Now you can add some texts, lyrics, poetry or Kraftwerk’s style “sprechgesang” to you Eurorack set-up!
Add the TextToSpeech click from MikroElektronika to your Emy, insert the SD card with the VAX firmware and enjoy the fun of the Dectalk Speech engine.
Text To Speech click is a mikroBUS™ add-on board that carries an Epson S1V30120 speech synthesis IC. The IC is powered by the Fonix DECtalk® v5 speech synthesis engine that can talk in US English, Castilian Spanish or Latin American Spanish, in one of nine pre-defined voices.
What is Dectalk
Dectalk was a speech synthesizer and text-to-speech technology developed by Digital Equipment Corporation in 1984, based largely on the work of Dennis Klatt at MIT.
The Dectalk Express what connected to the serial port and would simply speak what was being “printed”.
The synthesizer can process text and produce speech with 9 different voices.
The Dectalk engine includes a parser that gives users fine control over the quality, pitch, and intonation of the synthesized speech.
Dectalk can also be programmed to play phonemes and sing with quite a realistic expression.
[hxae<300,10>piy<300,10> brr<600,12>th<100>dey<600,10> tuw<600,15> yu<1200,14>_<120>]
[hxae<300,10>piy<300,10> brr<600,12>th<100>dey<600,10> tuw<600,17> yu<1200,15>_<120>]
[hxae<300,20>piy<300,20> brr<600,19>th<100>dey<600,15> tuw<600,17> yu<1200,15>]
The command syntax for coding musical sequences is:
[phoneme<duration, pitch number>]
You can find a ready-to-use VAX-vox board here:
If you want to do this yourself: follow these instructions :
First, you will need to route the audio signal to Emy’s audio entry: just add a little wire from the audio jack to the audio pin.
Unfortunately, the S1V30120 chip is not releasing the SDO signal after use and thus generate a conflict with the micro SD card. (I’ve explained this issue to MikroElektronika and I hope they will update it in the next version.)
To avoid this, you will need to add a tri-state buffer (SN74HC125N) that will leave the SDO pin in high impedance state when not in use.
When not in use the CS pin is HIGH and therefore the SDO will stay in Z – high impedance.
When used the CS is LOW and the buffer allows the original SDO* signal to be copied to the SDO pin
I use hot glue to attach the buffer it on its back on top of the S1V30120.
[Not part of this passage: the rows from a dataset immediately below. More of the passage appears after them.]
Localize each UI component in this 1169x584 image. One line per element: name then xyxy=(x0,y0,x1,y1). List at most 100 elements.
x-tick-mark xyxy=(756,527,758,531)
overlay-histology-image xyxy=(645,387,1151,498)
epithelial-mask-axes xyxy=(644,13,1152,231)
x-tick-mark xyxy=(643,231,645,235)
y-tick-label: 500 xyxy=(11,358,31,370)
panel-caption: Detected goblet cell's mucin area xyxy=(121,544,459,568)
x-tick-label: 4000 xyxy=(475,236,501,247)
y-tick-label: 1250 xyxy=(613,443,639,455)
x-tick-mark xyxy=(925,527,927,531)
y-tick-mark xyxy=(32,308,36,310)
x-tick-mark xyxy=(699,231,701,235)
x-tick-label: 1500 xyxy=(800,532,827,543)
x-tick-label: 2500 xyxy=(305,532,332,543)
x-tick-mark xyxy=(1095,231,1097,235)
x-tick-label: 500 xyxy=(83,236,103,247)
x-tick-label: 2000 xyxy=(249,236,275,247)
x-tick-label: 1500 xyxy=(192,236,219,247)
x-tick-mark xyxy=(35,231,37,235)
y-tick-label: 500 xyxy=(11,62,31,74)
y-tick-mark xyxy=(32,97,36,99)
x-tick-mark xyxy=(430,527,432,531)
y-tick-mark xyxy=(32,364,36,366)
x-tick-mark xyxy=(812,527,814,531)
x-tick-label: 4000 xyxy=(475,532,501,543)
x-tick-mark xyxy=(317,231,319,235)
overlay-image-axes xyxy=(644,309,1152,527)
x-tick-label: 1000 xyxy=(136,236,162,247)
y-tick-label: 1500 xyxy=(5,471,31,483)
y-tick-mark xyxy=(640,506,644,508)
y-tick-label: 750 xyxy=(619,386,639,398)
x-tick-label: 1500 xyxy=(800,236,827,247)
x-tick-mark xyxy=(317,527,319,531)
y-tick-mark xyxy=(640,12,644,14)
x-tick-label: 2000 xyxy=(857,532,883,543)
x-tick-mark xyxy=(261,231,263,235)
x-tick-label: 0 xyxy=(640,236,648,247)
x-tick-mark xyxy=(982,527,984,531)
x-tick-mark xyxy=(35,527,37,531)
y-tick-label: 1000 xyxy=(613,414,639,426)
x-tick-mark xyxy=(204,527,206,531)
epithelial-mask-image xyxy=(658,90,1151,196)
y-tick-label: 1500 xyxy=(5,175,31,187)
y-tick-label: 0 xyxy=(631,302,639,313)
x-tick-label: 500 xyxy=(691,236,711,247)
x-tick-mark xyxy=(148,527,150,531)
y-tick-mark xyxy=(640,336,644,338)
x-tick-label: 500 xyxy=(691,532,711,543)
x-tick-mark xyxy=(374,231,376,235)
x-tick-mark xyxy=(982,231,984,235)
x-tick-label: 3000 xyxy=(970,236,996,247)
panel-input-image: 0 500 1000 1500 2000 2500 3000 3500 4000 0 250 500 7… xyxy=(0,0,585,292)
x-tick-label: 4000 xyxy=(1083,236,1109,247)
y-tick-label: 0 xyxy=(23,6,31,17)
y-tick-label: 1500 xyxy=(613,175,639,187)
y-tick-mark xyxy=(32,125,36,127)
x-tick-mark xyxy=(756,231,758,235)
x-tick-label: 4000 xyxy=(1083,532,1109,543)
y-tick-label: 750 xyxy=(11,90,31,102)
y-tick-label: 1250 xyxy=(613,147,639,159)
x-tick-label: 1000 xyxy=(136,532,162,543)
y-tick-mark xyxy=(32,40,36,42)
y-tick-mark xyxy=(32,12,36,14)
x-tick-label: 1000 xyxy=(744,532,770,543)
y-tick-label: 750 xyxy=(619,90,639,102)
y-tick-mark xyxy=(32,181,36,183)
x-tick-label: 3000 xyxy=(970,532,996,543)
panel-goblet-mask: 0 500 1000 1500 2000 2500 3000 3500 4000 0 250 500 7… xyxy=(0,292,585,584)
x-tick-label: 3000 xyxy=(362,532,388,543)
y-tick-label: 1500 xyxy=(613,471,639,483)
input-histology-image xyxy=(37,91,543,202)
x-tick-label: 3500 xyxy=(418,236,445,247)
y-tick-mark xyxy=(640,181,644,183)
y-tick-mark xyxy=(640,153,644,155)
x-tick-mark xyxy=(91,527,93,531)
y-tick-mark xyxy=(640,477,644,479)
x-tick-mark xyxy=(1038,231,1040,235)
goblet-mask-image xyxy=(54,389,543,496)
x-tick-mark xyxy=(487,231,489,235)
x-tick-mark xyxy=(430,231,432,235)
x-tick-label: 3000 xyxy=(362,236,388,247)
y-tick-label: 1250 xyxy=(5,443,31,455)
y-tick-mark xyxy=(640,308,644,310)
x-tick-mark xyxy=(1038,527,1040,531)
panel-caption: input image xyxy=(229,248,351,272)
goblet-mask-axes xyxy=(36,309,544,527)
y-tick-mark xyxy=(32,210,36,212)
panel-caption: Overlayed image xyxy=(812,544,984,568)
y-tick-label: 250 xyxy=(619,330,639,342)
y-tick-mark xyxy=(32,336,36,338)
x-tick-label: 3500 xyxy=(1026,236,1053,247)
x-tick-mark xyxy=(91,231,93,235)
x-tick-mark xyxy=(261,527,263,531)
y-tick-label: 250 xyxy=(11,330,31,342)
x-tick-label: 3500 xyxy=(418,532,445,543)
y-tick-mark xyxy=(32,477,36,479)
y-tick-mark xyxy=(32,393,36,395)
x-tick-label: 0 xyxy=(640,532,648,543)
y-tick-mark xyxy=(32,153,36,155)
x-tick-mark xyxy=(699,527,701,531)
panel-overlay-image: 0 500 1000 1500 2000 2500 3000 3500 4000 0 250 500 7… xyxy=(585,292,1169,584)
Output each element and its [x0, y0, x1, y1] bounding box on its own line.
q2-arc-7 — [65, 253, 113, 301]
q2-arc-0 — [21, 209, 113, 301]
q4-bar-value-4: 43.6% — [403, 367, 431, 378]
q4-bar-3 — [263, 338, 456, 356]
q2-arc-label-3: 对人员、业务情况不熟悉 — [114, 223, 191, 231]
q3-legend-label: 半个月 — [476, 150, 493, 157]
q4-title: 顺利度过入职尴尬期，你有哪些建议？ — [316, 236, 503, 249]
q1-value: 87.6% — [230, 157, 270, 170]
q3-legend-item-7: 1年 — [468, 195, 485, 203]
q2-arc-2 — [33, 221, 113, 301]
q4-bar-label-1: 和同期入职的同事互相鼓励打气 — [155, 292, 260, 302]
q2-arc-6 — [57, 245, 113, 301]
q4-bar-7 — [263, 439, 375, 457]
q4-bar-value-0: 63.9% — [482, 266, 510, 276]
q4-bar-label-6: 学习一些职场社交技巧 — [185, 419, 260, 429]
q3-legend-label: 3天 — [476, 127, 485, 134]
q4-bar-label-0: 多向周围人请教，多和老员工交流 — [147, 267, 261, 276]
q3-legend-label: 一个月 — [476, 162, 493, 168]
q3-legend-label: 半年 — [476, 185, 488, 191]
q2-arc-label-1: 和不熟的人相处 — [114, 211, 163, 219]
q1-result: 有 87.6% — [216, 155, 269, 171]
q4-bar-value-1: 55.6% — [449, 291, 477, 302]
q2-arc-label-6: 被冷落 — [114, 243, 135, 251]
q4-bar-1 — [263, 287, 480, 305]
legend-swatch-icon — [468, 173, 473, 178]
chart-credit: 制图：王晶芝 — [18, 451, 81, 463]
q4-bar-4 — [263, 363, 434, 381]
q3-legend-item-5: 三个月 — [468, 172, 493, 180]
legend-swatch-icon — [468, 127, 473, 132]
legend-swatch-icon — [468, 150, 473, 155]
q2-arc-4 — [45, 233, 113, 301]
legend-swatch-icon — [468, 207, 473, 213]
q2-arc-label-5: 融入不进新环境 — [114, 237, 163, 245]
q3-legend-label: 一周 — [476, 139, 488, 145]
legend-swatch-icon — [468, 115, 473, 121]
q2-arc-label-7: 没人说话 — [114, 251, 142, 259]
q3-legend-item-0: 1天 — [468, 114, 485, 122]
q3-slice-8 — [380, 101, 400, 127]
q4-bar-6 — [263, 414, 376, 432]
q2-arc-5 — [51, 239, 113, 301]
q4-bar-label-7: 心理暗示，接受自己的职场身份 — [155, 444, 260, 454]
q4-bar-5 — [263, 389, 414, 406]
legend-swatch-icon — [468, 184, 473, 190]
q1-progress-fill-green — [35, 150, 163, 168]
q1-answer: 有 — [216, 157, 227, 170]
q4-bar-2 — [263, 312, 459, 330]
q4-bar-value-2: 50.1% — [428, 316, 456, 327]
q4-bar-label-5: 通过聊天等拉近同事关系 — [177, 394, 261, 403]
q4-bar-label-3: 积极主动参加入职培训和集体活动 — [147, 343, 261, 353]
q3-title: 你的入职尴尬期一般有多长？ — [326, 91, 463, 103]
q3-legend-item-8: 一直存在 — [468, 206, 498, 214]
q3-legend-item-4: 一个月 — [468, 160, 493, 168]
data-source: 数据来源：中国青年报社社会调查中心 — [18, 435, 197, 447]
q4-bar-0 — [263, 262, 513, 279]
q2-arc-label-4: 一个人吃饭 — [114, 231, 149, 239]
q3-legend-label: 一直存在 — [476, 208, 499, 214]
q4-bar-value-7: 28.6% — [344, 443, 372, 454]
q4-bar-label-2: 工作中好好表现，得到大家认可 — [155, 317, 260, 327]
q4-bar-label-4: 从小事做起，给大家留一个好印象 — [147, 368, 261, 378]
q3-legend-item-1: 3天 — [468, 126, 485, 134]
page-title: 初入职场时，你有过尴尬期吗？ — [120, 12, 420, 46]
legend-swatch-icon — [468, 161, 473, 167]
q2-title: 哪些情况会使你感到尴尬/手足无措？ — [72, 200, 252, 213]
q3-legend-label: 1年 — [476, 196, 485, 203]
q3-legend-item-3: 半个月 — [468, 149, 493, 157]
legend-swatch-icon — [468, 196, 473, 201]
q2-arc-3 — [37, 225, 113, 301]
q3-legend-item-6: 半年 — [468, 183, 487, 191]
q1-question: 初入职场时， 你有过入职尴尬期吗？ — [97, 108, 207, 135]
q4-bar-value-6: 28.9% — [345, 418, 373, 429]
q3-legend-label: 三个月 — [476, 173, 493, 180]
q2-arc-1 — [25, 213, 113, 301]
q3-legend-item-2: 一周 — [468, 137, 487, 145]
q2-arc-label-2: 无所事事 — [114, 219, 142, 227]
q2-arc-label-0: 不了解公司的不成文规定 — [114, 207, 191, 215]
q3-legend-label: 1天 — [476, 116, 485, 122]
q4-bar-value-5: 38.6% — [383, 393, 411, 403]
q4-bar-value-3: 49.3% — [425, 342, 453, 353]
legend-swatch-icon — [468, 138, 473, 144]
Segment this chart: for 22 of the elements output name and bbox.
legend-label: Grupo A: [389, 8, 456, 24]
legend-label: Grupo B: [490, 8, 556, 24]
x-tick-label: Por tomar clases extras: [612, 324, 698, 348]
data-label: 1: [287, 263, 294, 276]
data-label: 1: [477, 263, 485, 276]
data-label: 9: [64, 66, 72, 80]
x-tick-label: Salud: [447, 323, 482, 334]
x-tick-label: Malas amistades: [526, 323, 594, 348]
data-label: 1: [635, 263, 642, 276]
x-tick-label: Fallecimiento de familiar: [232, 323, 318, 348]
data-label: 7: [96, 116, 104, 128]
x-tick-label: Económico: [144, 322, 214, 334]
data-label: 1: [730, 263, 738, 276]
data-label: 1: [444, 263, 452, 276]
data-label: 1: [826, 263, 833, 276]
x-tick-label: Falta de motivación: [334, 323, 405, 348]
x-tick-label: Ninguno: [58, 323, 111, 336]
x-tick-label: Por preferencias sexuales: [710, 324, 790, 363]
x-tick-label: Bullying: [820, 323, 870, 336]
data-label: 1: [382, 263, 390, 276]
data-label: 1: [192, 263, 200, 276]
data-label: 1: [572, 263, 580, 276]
Note that the trace arriving in the SDO pin has to be cut and routed into the buffer before going back to that pin.
Here is how to connect the buffer :
If needed, you can adjust the gain of Emy’s amplification circuit with the trim pot to set the audio output level.
There is a latency of 200 ms between the trigger and the start of the speech. This latency is very consistent so it allows the speech to stays in the tempo even if not exactly on the beat.
The firmware uses the gate going down to stop the speech, preparing the chip for the next utterance, so when sequencing some stutter-like speech in a loop they still fire up in sync with the tempo.
The various voice parameters are applied just before triggering the speech and are ineffective while speaking. They are applied to the next utterance. Best is to fiddle a bit with the knobs for the desired effects.